Il est assez juste de dire que cette idée-là (“short term surge”) est, de loin, la plus répandue à Washington. Après un embrassement général des idées de l’ISG (qui contenait une option “short term surge” qui n’apparaissait que comme un facteur plutôt secondaire), l’attitude de GW Bush a conduit au climat actuel où l’on juge inévitable un renforcement militaire et où l’on espère qu’il sera court.
Les “neocons”, qui pourraient paraître rester les inspirateurs de GW Bush, — mais il n’y a qu’une rencontre d’esprits — ne sont pas d’accord. Bill Kristoll l’a fait savoir le 24 décembre sur Fox.News (repris par RAW Story), en précisant qu’il était convaincu de traduire le sentiment de GW Bush. Il s’agit plutôt d’un “long term surge” ou, plus encore, d’un “surge untill complete victory”…
»“There's no point having a short term surge,” Kristol said on Fox News Channel. “Especially, if it's proclaimed ahead of time that it's just short term. Then [the enemy] goes into hiding for 3 or 6 months.”
»“We pull back and we're in the same situation,” the Weekly Standard editor said. “Bush will commit — I believe, when he speaks in a couple of weeks — to doing this. That this is a strategy for victory and that he's willing to do this for the remaining 2 years of his presidency.”
»Forcasting the president's plan for Iraq, Kristol adds, “I think [Bush] will say ‘We can win. We have to win. We're going to increase troop levels as part of a new strategy for the sake of victory.’ And, so, it will not be a short term surge.”

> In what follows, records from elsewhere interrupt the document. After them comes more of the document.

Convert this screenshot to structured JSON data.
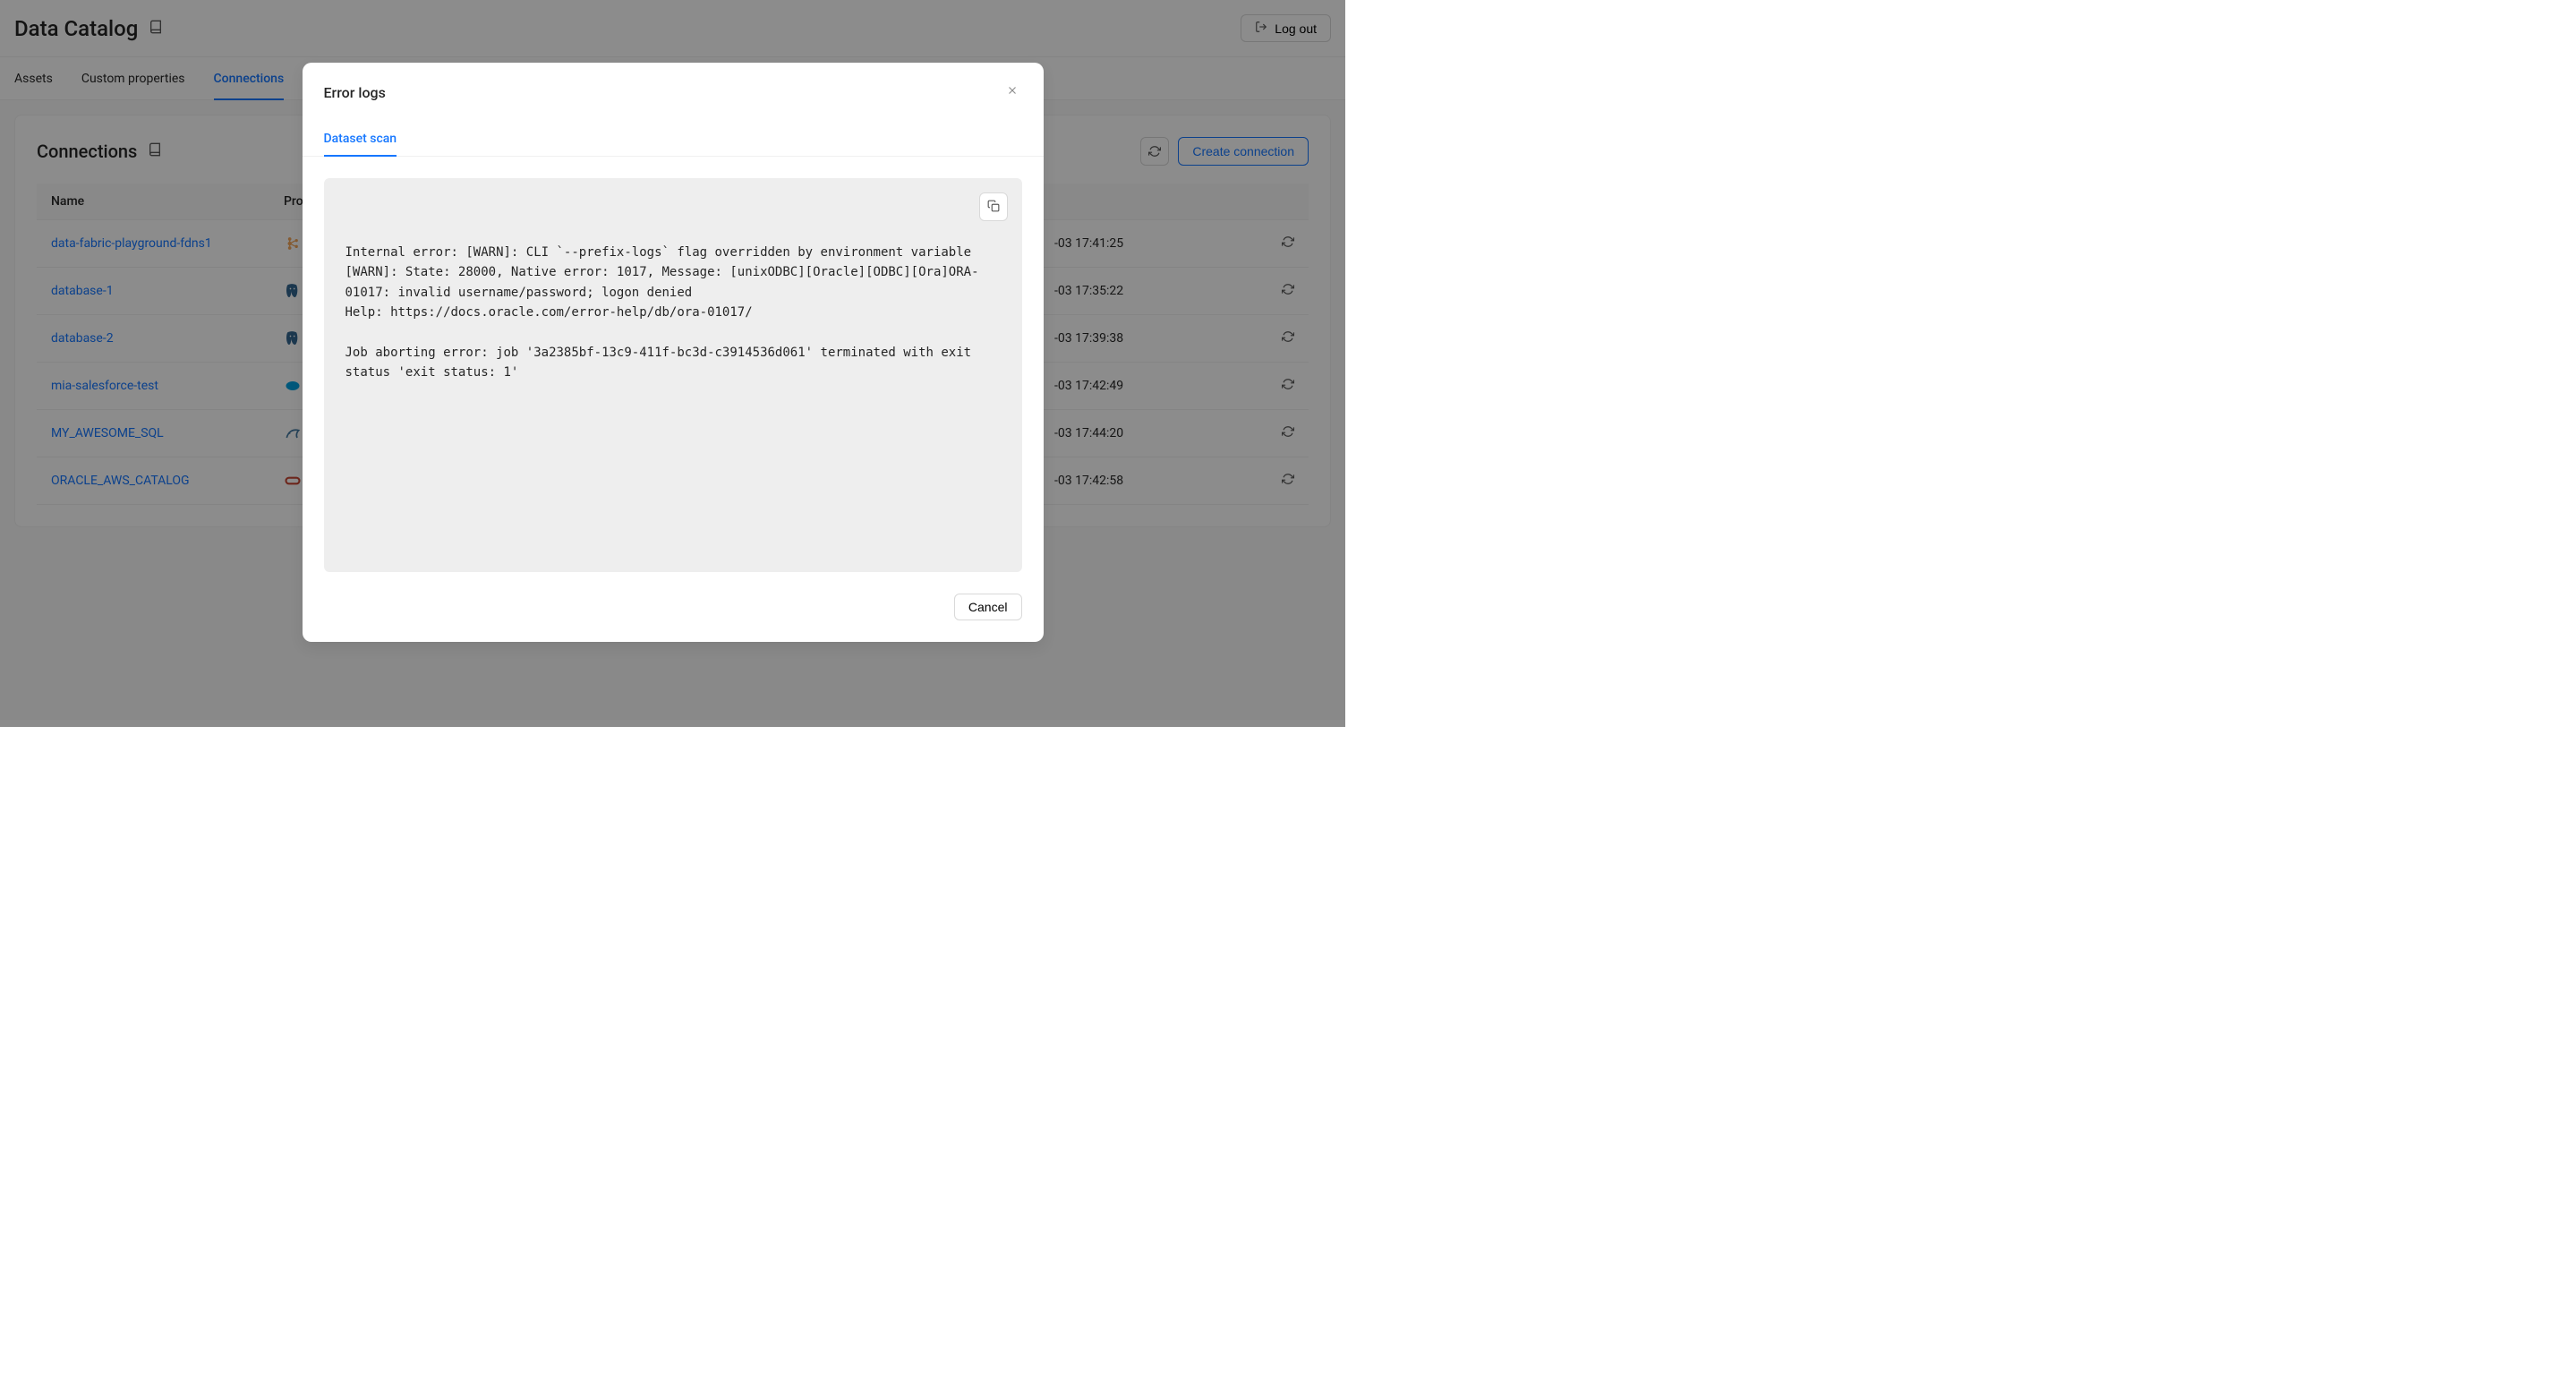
{
  "header": {
    "title": "Data Catalog",
    "logout_label": "Log out"
  },
  "tabs": [
    {
      "label": "Assets",
      "active": false
    },
    {
      "label": "Custom properties",
      "active": false
    },
    {
      "label": "Connections",
      "active": true
    }
  ],
  "panel": {
    "title": "Connections",
    "create_label": "Create connection"
  },
  "table": {
    "columns": {
      "name": "Name",
      "provider": "Pro",
      "time": ""
    },
    "rows": [
      {
        "name": "data-fabric-playground-fdns1",
        "provider": "kafka",
        "time": "-03 17:41:25"
      },
      {
        "name": "database-1",
        "provider": "postgres",
        "time": "-03 17:35:22"
      },
      {
        "name": "database-2",
        "provider": "postgres",
        "time": "-03 17:39:38"
      },
      {
        "name": "mia-salesforce-test",
        "provider": "salesforce",
        "time": "-03 17:42:49"
      },
      {
        "name": "MY_AWESOME_SQL",
        "provider": "mysql",
        "time": "-03 17:44:20"
      },
      {
        "name": "ORACLE_AWS_CATALOG",
        "provider": "oracle",
        "time": "-03 17:42:58"
      }
    ]
  },
  "modal": {
    "title": "Error logs",
    "tab_label": "Dataset scan",
    "log_text": "Internal error: [WARN]: CLI `--prefix-logs` flag overridden by environment variable\n[WARN]: State: 28000, Native error: 1017, Message: [unixODBC][Oracle][ODBC][Ora]ORA-01017: invalid username/password; logon denied\nHelp: https://docs.oracle.com/error-help/db/ora-01017/\n\nJob aborting error: job '3a2385bf-13c9-411f-bc3d-c3914536d061' terminated with exit status 'exit status: 1'",
    "cancel_label": "Cancel"
  },
  "provider_colors": {
    "kafka": "#f2a65a",
    "postgres": "#336791",
    "salesforce": "#00a1e0",
    "mysql": "#4479a1",
    "oracle": "#c74634"
  }
}
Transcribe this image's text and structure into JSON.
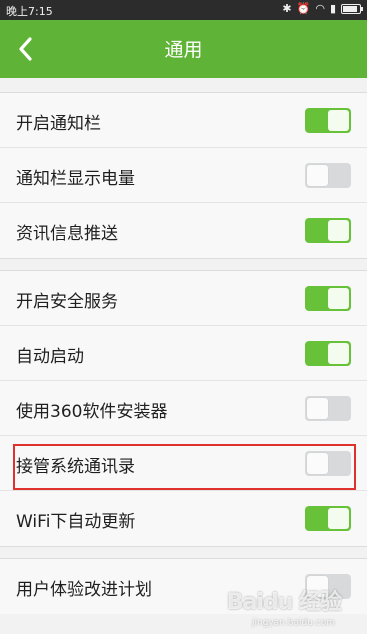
{
  "status_bar": {
    "time": "晚上7:15"
  },
  "header": {
    "title": "通用"
  },
  "groups": [
    {
      "items": [
        {
          "label": "开启通知栏",
          "on": true
        },
        {
          "label": "通知栏显示电量",
          "on": false
        },
        {
          "label": "资讯信息推送",
          "on": true
        }
      ]
    },
    {
      "items": [
        {
          "label": "开启安全服务",
          "on": true
        },
        {
          "label": "自动启动",
          "on": true
        },
        {
          "label": "使用360软件安装器",
          "on": false
        },
        {
          "label": "接管系统通讯录",
          "on": false
        },
        {
          "label": "WiFi下自动更新",
          "on": true
        }
      ]
    },
    {
      "items": [
        {
          "label": "用户体验改进计划",
          "on": false
        }
      ]
    }
  ],
  "watermark": {
    "text": "Baidu 经验",
    "subtext": "jingyan.baidu.com"
  },
  "colors": {
    "accent": "#5fb336",
    "toggle_on": "#67c23a",
    "toggle_off": "#d7d9db",
    "highlight": "#e0322d"
  }
}
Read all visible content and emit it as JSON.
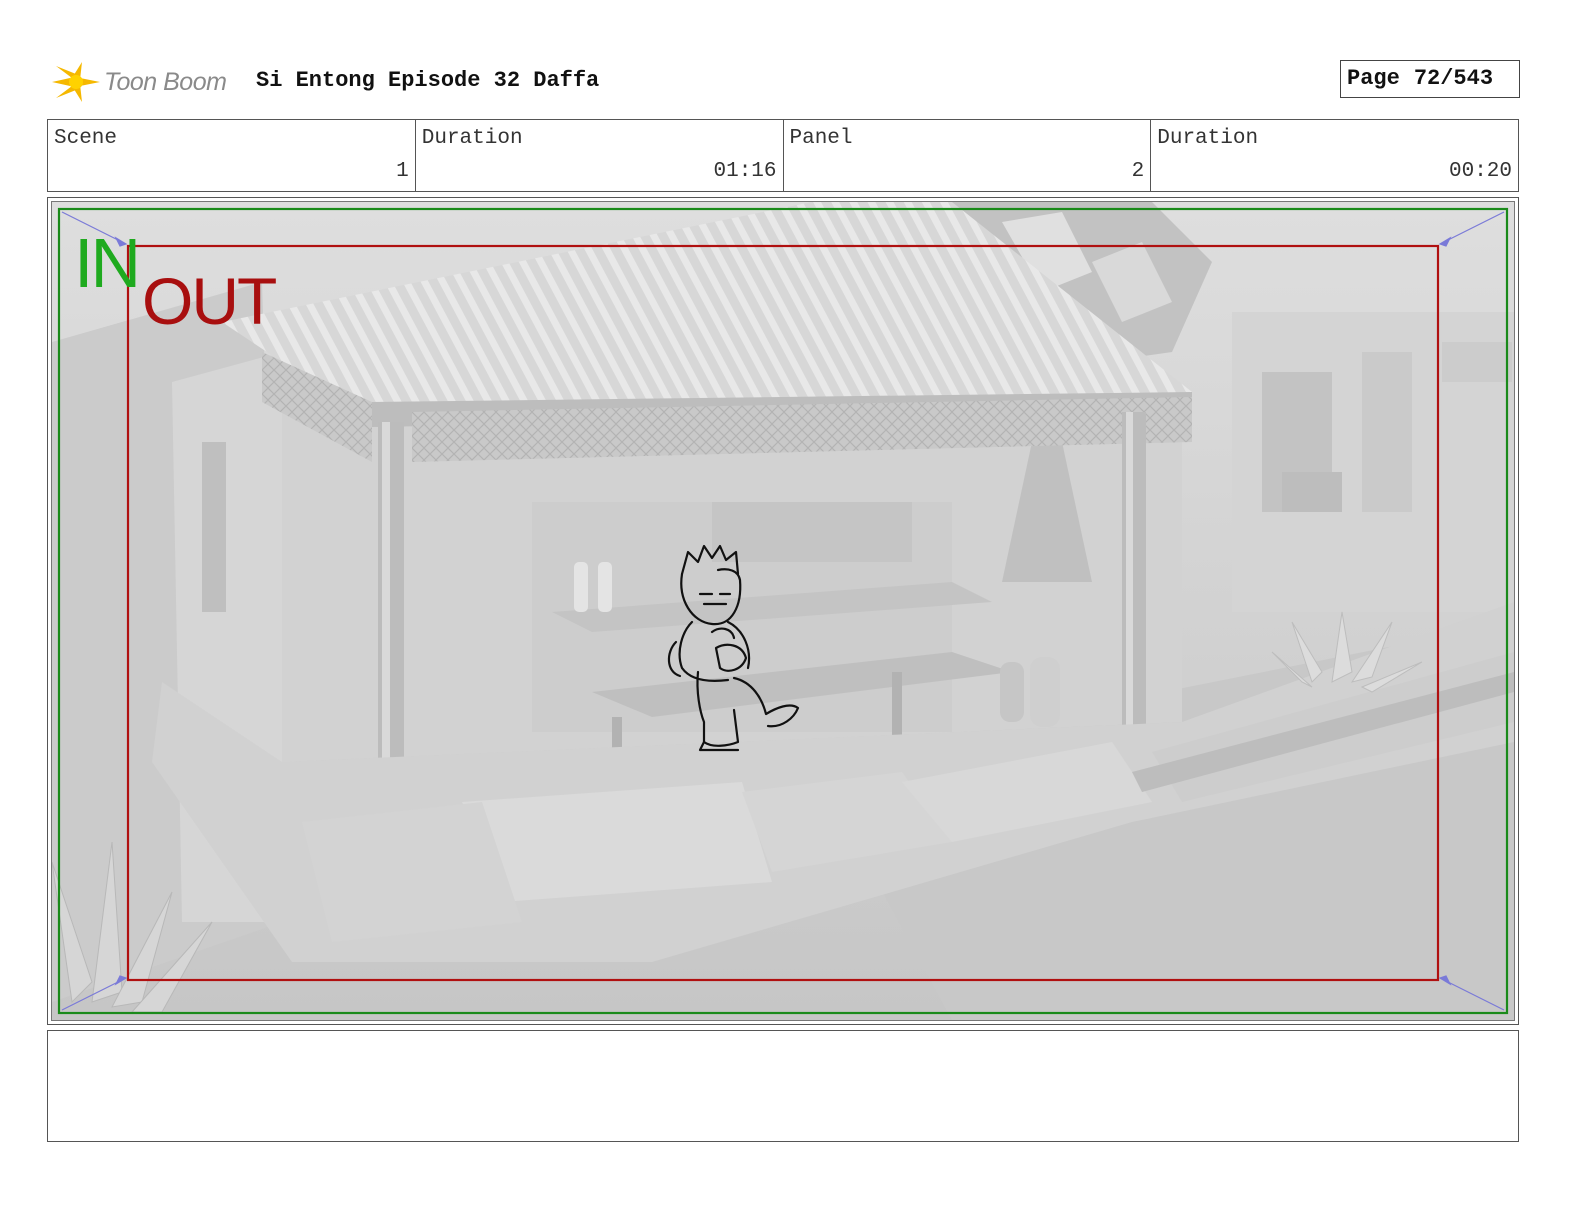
{
  "header": {
    "logo_text": "Toon Boom",
    "title": "Si Entong Episode 32 Daffa",
    "page_label": "Page",
    "page_value": "72/543"
  },
  "info": {
    "scene_label": "Scene",
    "scene_value": "1",
    "scene_duration_label": "Duration",
    "scene_duration_value": "01:16",
    "panel_label": "Panel",
    "panel_value": "2",
    "panel_duration_label": "Duration",
    "panel_duration_value": "00:20"
  },
  "panel": {
    "in_label": "IN",
    "out_label": "OUT",
    "in_frame_color": "#1a8a1a",
    "out_frame_color": "#b01010"
  },
  "notes": {
    "text": ""
  }
}
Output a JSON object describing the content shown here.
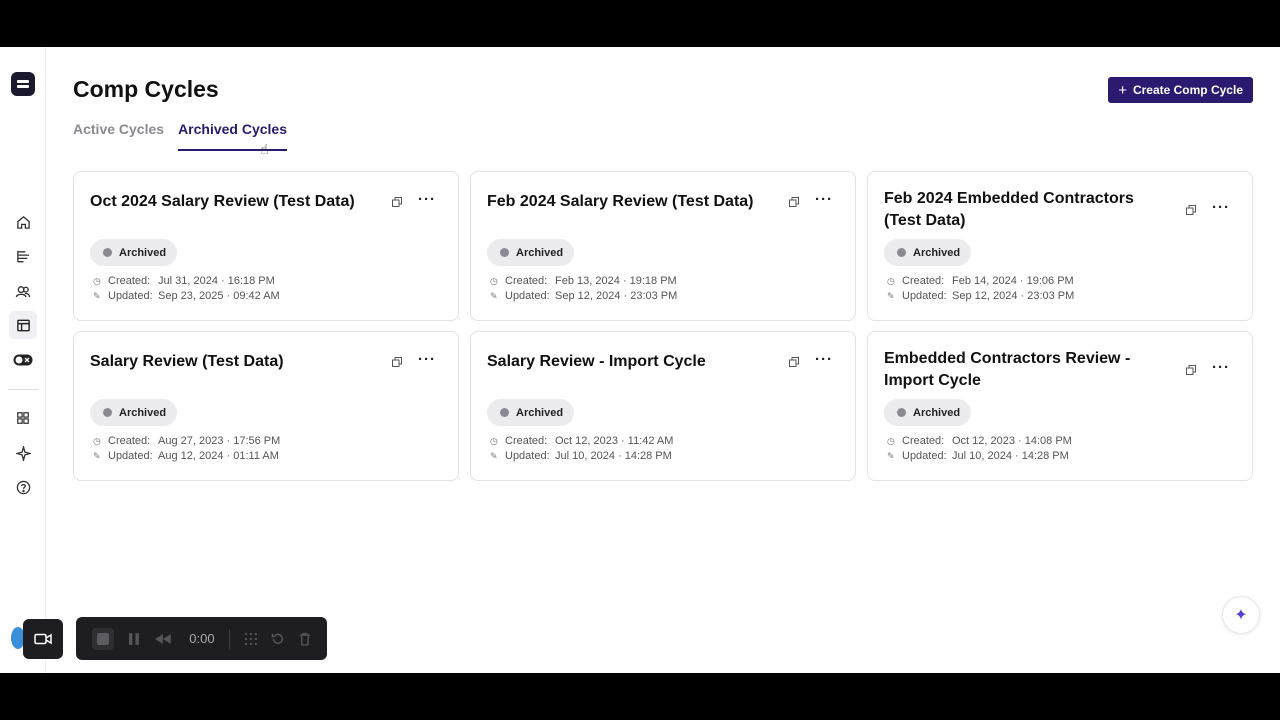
{
  "page": {
    "title": "Comp Cycles",
    "create_button": "Create Comp Cycle",
    "tabs": [
      {
        "label": "Active Cycles",
        "active": false
      },
      {
        "label": "Archived Cycles",
        "active": true
      }
    ]
  },
  "labels": {
    "created": "Created:",
    "updated": "Updated:"
  },
  "cards": [
    {
      "title": "Oct 2024 Salary Review (Test Data)",
      "status": "Archived",
      "created": "Jul 31, 2024 · 16:18 PM",
      "updated": "Sep 23, 2025 · 09:42 AM"
    },
    {
      "title": "Feb 2024 Salary Review (Test Data)",
      "status": "Archived",
      "created": "Feb 13, 2024 · 19:18 PM",
      "updated": "Sep 12, 2024 · 23:03 PM"
    },
    {
      "title": "Feb 2024 Embedded Contractors (Test Data)",
      "status": "Archived",
      "created": "Feb 14, 2024 · 19:06 PM",
      "updated": "Sep 12, 2024 · 23:03 PM"
    },
    {
      "title": "Salary Review (Test Data)",
      "status": "Archived",
      "created": "Aug 27, 2023 · 17:56 PM",
      "updated": "Aug 12, 2024 · 01:11 AM"
    },
    {
      "title": "Salary Review - Import Cycle",
      "status": "Archived",
      "created": "Oct 12, 2023 · 11:42 AM",
      "updated": "Jul 10, 2024 · 14:28 PM"
    },
    {
      "title": "Embedded Contractors Review - Import Cycle",
      "status": "Archived",
      "created": "Oct 12, 2023 · 14:08 PM",
      "updated": "Jul 10, 2024 · 14:28 PM"
    }
  ],
  "recorder": {
    "timer": "0:00"
  },
  "colors": {
    "accent": "#2b1a6f",
    "badge_bg": "#ececef",
    "badge_dot": "#8a8a92"
  }
}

»Kristol respects the president for increasing troops against conventional wisdom in D.C. and against the wishes of public sentiment, but mocks the majority of people that have doubts about a troop increase, saying, “This is a remarkable moment, though. I came to Washington 30 years ago. How often does a president go against ¬— what Juan referred to — the wider consensus in this town, ‘the military solution isn't possible?’ It's a very broad consensus of the establishment and, I think, that's why there's so much anger among the establishment-types. 'Gee. The Baker-Hamilton Commission pronounced its verdict. And how dare the president make up his own mind and decide that he's not just going to just gracefully accept defeat with this nice bi-partisan patina of the Baker-Hamilton Commission. How dare he decide that we might win in Iraq.”
»Kristol praises the president's embrace of the neocon-preferred Iraq plan and compares him to President Reagan, saying, “It's nice to see a president showing leadership and courage. It reminds me that the only time I've really seen this was Reagan at Reykjavik [talks] in 1987. He turned down Gorbachev's — what was thought to be, a very generous offer. You remember this well — to get rid of so many weapons. And Reagan said, ‘No. We're not getting rid of SDI [aka Star Wars]’ He went against the bipartisan consensus, the conventional wisdom. He was right and this time Bush is going to do it. It's impressive. It's impressive to take charge in this way.”»
Dans cette affaire, la logique est du côté des néo-conservateurs. L’argument de Kristoll est implicite et irrésistible : si un “short term surge” aboutit à un résultat opérationnel positif, pourquoi s’en aller? Pourquoi ne pas le poursuivre jusqu’à la victoire?
Bien entendu, on émettra les doutes les plus complets sur les effets d’un “surge” des forces US en Irak, short ou pas ; on émettra même un doute sur la possibilité que les USA parviennent rapidement à un “surge” acceptable en volume de leurs forces, compte tenu des lenteurs de la bureaucratie et de l’incroyable capacité de gaspillage du Pentagone. Ces doutes sont complètement acceptables et considérablement justifiés. Mais si vous acceptez la logique du principe d’un renforcement pouvant être fait rapidement et pouvant apporter un changement décisif dans la situation opérationnelle, alors les néo-conservateurs ont, d’un point de vue américaniste, complètement raison.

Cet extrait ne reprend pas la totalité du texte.